A medida amplia o papel da Sefaz no planejamento, monitoramento e execução das ações de fiscalização tributária. Já o GSI ficará responsável pelo apoio à segurança dos agentes que atuam nas barreiras fiscais, especialmente em situações de resistência, fuga ou tentativa de burlar a fiscalização.
A partir desta segunda-feira, o governo também anunciou o reforço da presença nas estradas do Rio de Janeiro, com foco nos setores de combustíveis e cigarros, áreas consideradas sensíveis pela alta incidência de fraudes, contrabando e evasão fiscal.
Fazenda terá comando da fiscalização tributária
A resolução deixa claro que a fiscalização, a constituição do crédito tributário e o lançamento do imposto são atribuições exclusivas do Auditor Fiscal da Receita Estadual. O texto também reforça que pessoas físicas e jurídicas estão sujeitas à legislação tributária, inclusive aquelas que tenham isenção, não incidência ou imunidade.
Com a nova regra, a Secretaria de Fazenda passa a ter prioridade operacional nas ações fiscais planejadas. Isso significa que as fiscalizações tributárias definidas pela pasta terão preferência sobre operações conjuntas de segurança e controle de divisas.
O planejamento dessas ações terá caráter sigiloso. As informações ficarão restritas aos agentes públicos envolvidos, em uma tentativa de evitar vazamentos que possam comprometer abordagens, rotas de fiscalização e operações contra esquemas de sonegação.
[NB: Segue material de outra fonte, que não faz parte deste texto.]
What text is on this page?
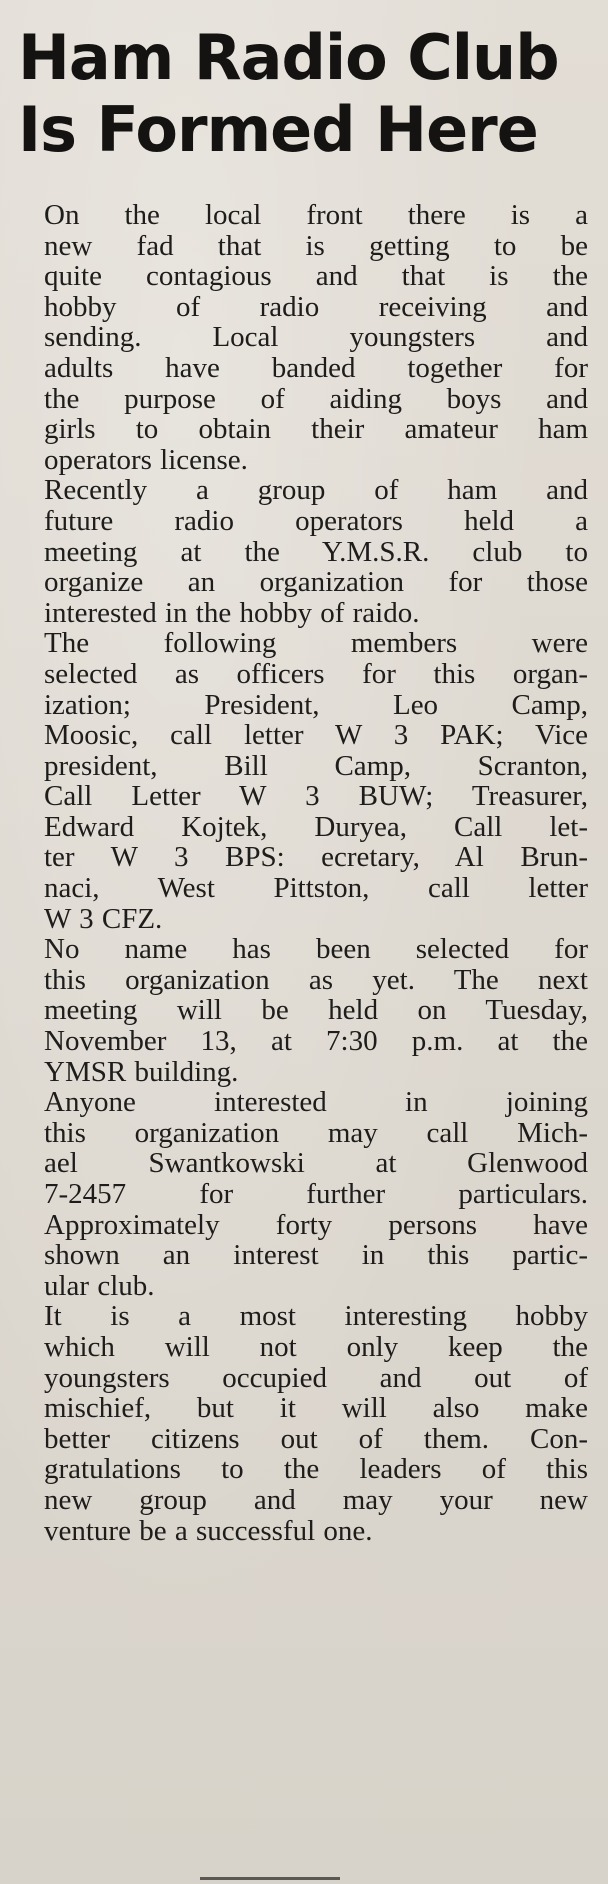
Ham Radio Club
Is Formed Here

On the local front there is a
new fad that is getting to be
quite contagious and that is the
hobby of radio receiving and
sending. Local youngsters and
adults have banded together for
the purpose of aiding boys and
girls to obtain their amateur ham
operators license.

Recently a group of ham and
future radio operators held a
meeting at the Y.M.S.R. club to
organize an organization for those
interested in the hobby of raido.

The following members were
selected as officers for this organ-
ization; President, Leo Camp,
Moosic, call letter W 3 PAK; Vice
president, Bill Camp, Scranton,
Call Letter W 3 BUW; Treasurer,
Edward Kojtek, Duryea, Call let-
ter W 3 BPS: ecretary, Al Brun-
naci, West Pittston, call letter
W 3 CFZ.

No name has been selected for
this organization as yet. The next
meeting will be held on Tuesday,
November 13, at 7:30 p.m. at the
YMSR building.

Anyone interested in joining
this organization may call Mich-
ael Swantkowski at Glenwood
7-2457 for further particulars.
Approximately forty persons have
shown an interest in this partic-
ular club.

It is a most interesting hobby
which will not only keep the
youngsters occupied and out of
mischief, but it will also make
better citizens out of them. Con-
gratulations to the leaders of this
new group and may your new
venture be a successful one.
Leitura automática de placas será monitorada pela Sefaz
A Sefaz também ficará responsável por monitorar e operar os sistemas de leitura automática de placas, conhecidos como OCR, instalados pelo poder público e por parceiros em rodovias e postos de controle fiscal.
O documento prevê ainda a modernização tecnológica das ações de fiscalização, com integração de bases de dados e uso de recursos de inteligência. A ideia é aumentar a capacidade do estado de identificar transporte irregular de mercadorias, fraudes fiscais e atividades econômicas clandestinas ou sem a devida regularização tributária.
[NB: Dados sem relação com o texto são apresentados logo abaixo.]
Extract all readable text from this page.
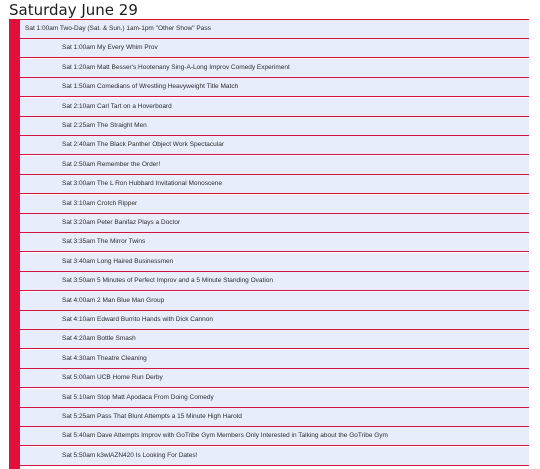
Saturday June 29
Sat 1:00am Two-Day (Sat. & Sun.) 1am-1pm "Other Show" Pass
Sat 1:00am My Every Whim Prov
Sat 1:20am Matt Besser's Hootenany Sing-A-Long Improv Comedy Experiment
Sat 1:50am Comedians of Wrestling Heavyweight Title Match
Sat 2:10am Carl Tart on a Hoverboard
Sat 2:25am The Straight Men
Sat 2:40am The Black Panther Object Work Spectacular
Sat 2:50am Remember the Order!
Sat 3:00am The L Ron Hubbard Invitational Monoscene
Sat 3:10am Crotch Ripper
Sat 3:20am Peter Banifaz Plays a Doctor
Sat 3:35am The Mirror Twins
Sat 3:40am Long Haired Businessmen
Sat 3:50am 5 Minutes of Perfect Improv and a 5 Minute Standing Ovation
Sat 4:00am 2 Man Blue Man Group
Sat 4:10am Edward Burrito Hands with Dick Cannon
Sat 4:20am Bottle Smash
Sat 4:30am Theatre Cleaning
Sat 5:00am UCB Home Run Derby
Sat 5:10am Stop Matt Apodaca From Doing Comedy
Sat 5:25am Pass That Blunt Attempts a 15 Minute High Harold
Sat 5:40am Dave Attempts Improv with GoTribe Gym Members Only Interested in Talking about the GoTribe Gym
Sat 5:50am k3wlAZN420 Is Looking For Dates!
Durante abordagens em postos fixos, móveis, permanentes ou eventuais, a autoridade fiscal poderá exigir documentos, examinar cargas e inspecionar veículos. Caso encontre indícios de irregularidade, a Sefaz poderá reter mercadorias, veículos ou documentos fiscais pelo tempo necessário para verificar a legalidade da operação.
Quando houver suspeita de crime contra a ordem tributária, a representação deverá ser enviada diretamente ao Ministério Público do Estado do Rio de Janeiro. A Secretaria de Fazenda também poderá firmar acordos de cooperação com órgãos da União, de outros estados e de municípios.
GSI reforça segurança nas barreiras fiscais
A segurança das operações será feita por agentes do GSI, por meio da Subsecretaria de Operações Estratégicas e Controle de Divisas. Eles atuarão nas barreiras fiscais para garantir a integridade dos auditores e o cumprimento das ações de controle.
Veículos que tentarem fugir dos postos ou escapar da fiscalização poderão ser abordados e detidos. A atuação reforça o papel da Operação Foco, que já funciona de forma permanente nas estradas fluminenses e agora passa a seguir diretrizes mais claras no enfrentamento à evasão fiscal.
O cerco será maior sobre cargas de combustíveis e cigarros. Segundo o governo, os esquemas ilegais nesses setores causam prejuízo direto aos cofres públicos e afetam empresas que cumprem suas obrigações fiscais.
A fiscalização terá atuação concentrada em três pontos estratégicos nas divisas do estado: a barreira de Itatiaia, na Rodovia Presidente Dutra; o posto de Morro do Coco, em Campos dos Goytacazes; e o posto de Levy Gasparian. Essas rotas concentram parte relevante da circulação de mercadorias que entram e saem do Rio de Janeiro.
Além das barreiras, equipes de fiscalização volante poderão fazer diligências em empresas e abordar veículos nas estradas para verificar a regularidade fiscal dos produtos transportados.